De tous les métaux, après l’or, le fer est celui dont la ténacité est la plus grande : selon Musschenbroeck, un fil de fer d’un dixième de pouce de diamètre peut soutenir un poids de quatre cent cinquante livres sans se rompre ; mais j’ai reconnu par ma propre expérience qu’il y a une énorme différence entre la ténacité du bon et du mauvais fer[3], et quoiqu’on choisisse le meilleur pour le passer à la filière, on trouvera encore des différences dans la ténacité des différents fils de fer de même grosseur, et l’on observera généralement que plus le fil de fer sera fin, plus la ténacité sera grande à proportion.
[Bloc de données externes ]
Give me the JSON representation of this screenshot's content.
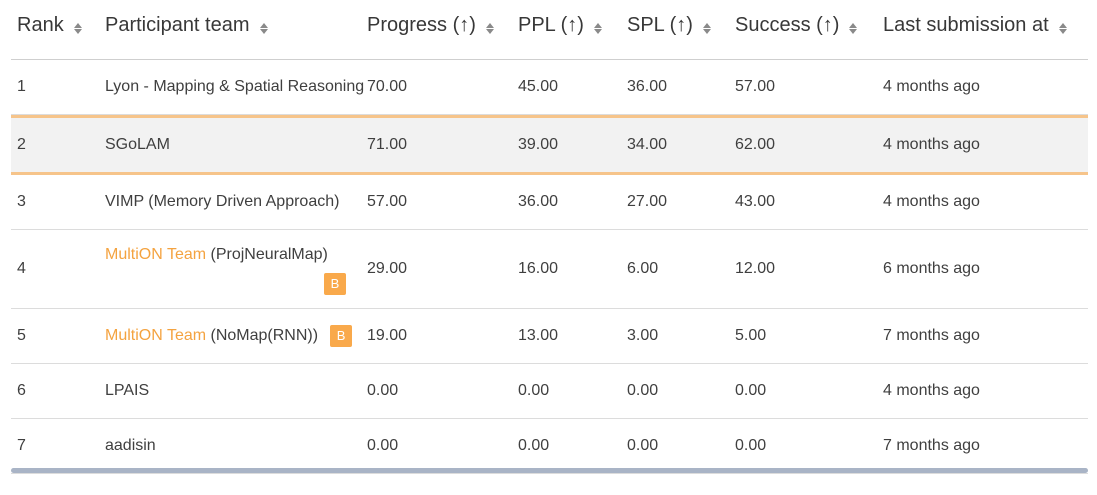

Nous avons vu qu’il faut un feu très violent pour fondre le fer forgé, et qu’en même temps qu’il se fond, il se brûle et se calcine en partie, et d’autant plus que la chaleur est plus forte : en le fondant au foyer d’un miroir ardent, on le voit bouillonner, brûler, jeter une flamme assez sensible et se changer en mâchefer ; cette scorie conserve la qualité magnétique du fer, après avoir perdu toutes les autres propriétés de ce métal.
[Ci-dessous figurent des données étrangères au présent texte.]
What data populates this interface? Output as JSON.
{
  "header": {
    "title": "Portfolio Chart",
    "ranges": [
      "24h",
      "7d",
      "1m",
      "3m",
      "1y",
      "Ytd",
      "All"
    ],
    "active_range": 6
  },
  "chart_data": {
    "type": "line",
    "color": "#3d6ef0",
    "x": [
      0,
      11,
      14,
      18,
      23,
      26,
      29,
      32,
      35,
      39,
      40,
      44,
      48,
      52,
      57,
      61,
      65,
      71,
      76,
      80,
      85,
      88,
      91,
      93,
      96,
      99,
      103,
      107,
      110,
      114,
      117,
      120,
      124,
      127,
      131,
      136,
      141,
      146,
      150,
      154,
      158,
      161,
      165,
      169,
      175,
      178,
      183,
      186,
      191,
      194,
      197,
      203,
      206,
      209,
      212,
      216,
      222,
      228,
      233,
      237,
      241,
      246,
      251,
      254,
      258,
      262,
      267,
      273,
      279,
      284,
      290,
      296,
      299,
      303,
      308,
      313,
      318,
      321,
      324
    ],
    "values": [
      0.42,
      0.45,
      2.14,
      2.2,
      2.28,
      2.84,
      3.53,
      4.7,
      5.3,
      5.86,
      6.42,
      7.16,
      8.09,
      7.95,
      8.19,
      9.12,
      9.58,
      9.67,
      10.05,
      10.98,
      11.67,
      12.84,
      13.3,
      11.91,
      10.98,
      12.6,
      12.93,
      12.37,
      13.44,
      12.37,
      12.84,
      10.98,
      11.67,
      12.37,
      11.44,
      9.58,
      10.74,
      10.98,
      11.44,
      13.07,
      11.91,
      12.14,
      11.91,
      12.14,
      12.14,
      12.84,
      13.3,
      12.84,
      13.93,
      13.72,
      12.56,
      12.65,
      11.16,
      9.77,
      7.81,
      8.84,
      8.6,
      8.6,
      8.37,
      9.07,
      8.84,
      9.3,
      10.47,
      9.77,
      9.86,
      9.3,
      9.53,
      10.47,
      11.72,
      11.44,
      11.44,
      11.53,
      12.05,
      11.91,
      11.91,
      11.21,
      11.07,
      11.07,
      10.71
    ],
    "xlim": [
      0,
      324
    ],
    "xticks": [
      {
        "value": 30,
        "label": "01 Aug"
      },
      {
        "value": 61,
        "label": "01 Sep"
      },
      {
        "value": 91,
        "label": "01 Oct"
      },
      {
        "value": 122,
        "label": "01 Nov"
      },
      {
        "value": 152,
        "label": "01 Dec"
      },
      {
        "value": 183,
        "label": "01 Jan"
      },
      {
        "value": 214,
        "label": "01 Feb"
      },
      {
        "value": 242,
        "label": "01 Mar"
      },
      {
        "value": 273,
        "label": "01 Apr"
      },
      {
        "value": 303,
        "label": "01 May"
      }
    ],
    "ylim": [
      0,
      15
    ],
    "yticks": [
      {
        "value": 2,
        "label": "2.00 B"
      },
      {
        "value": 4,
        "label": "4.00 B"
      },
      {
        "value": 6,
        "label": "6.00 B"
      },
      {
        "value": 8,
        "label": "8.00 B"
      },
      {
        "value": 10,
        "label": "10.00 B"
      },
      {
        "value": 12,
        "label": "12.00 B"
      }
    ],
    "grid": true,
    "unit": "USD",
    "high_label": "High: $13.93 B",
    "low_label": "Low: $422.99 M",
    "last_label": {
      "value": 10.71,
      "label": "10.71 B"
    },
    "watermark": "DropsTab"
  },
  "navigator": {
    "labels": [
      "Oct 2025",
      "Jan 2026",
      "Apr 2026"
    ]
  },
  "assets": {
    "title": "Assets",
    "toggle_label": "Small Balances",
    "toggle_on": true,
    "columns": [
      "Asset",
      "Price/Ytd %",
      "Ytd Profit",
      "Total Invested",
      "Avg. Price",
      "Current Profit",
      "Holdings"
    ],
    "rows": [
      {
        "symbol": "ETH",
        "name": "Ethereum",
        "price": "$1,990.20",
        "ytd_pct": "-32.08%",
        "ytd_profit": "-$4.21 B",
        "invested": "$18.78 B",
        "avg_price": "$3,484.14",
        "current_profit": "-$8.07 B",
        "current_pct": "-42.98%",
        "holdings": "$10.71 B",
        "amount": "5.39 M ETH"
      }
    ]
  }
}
Tous les acides minéraux et végétaux agissent plus ou moins sur le fer et l’acier ; l’air, qui dans son état ordinaire est toujours chargé d’humidité, les réduit en rouille ; l’air sec ne les attaque pas de même et ne fait qu’en ternir la surface ; l’eau la ternit davantage et la noircit à la longue : elle en divise et sépare les parties constituantes, et l’on peut avec de l’eau pure réduire ce métal en une poudre très fine[4], laquelle néanmoins est encore

  1. On a écrit et répété partout que le pied cube de fer pèse cinq cent quatre-vingts livres (Voyez le Dictionnaire de Chimie, article Fer) ; mais cette estimation est de beaucoup trop forte. M. Brisson s’est assuré, par des épreuves à la balance hydrostatique, que le fer forgé, non écroui comme écroui, ne pèse également que cinq cent quarante-cinq livres deux ou trois onces le pied cube, et que le pied cube d’acier pèse cinq cent quarante-huit livres : on s’était donc trompé de trente-cinq livres, en estimant cinq cent quatre-vingts livres le poids d’un pied cube de fer. (Voyez la Table des pesanteurs spécifiques de M. Brisson.)
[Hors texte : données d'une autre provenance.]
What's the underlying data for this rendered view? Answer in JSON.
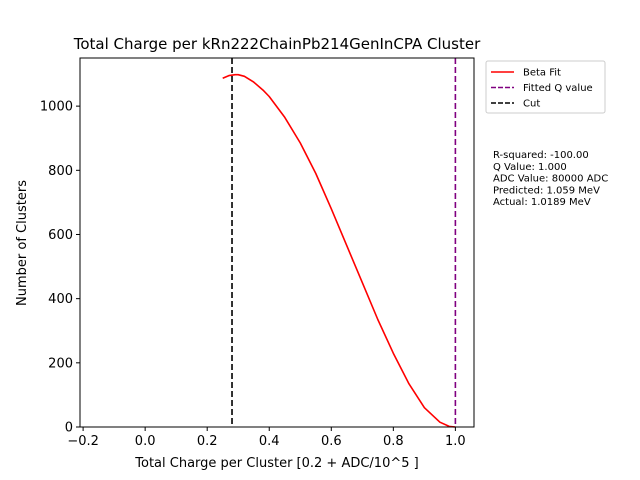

  2. Voyez, dans le IVe volume, l’article de l’Aimant.
  3. Voyez le Mémoire sur la ténacité du fer, dans le IIe volume.
  4. Prenez de la limaille de fer nette et brillante ; mettez-la dans un vase ; versez assez d’eau dessus pour la couvrir d’un pouce ou deux ; faites-la remuer avec une spatule de fer jusqu’à ce qu’elle soit réduite en poudre si fine qu’elle reste suspendue à la surface de l’eau : cette poudre est encore du vrai fer très attirable à l’aimant.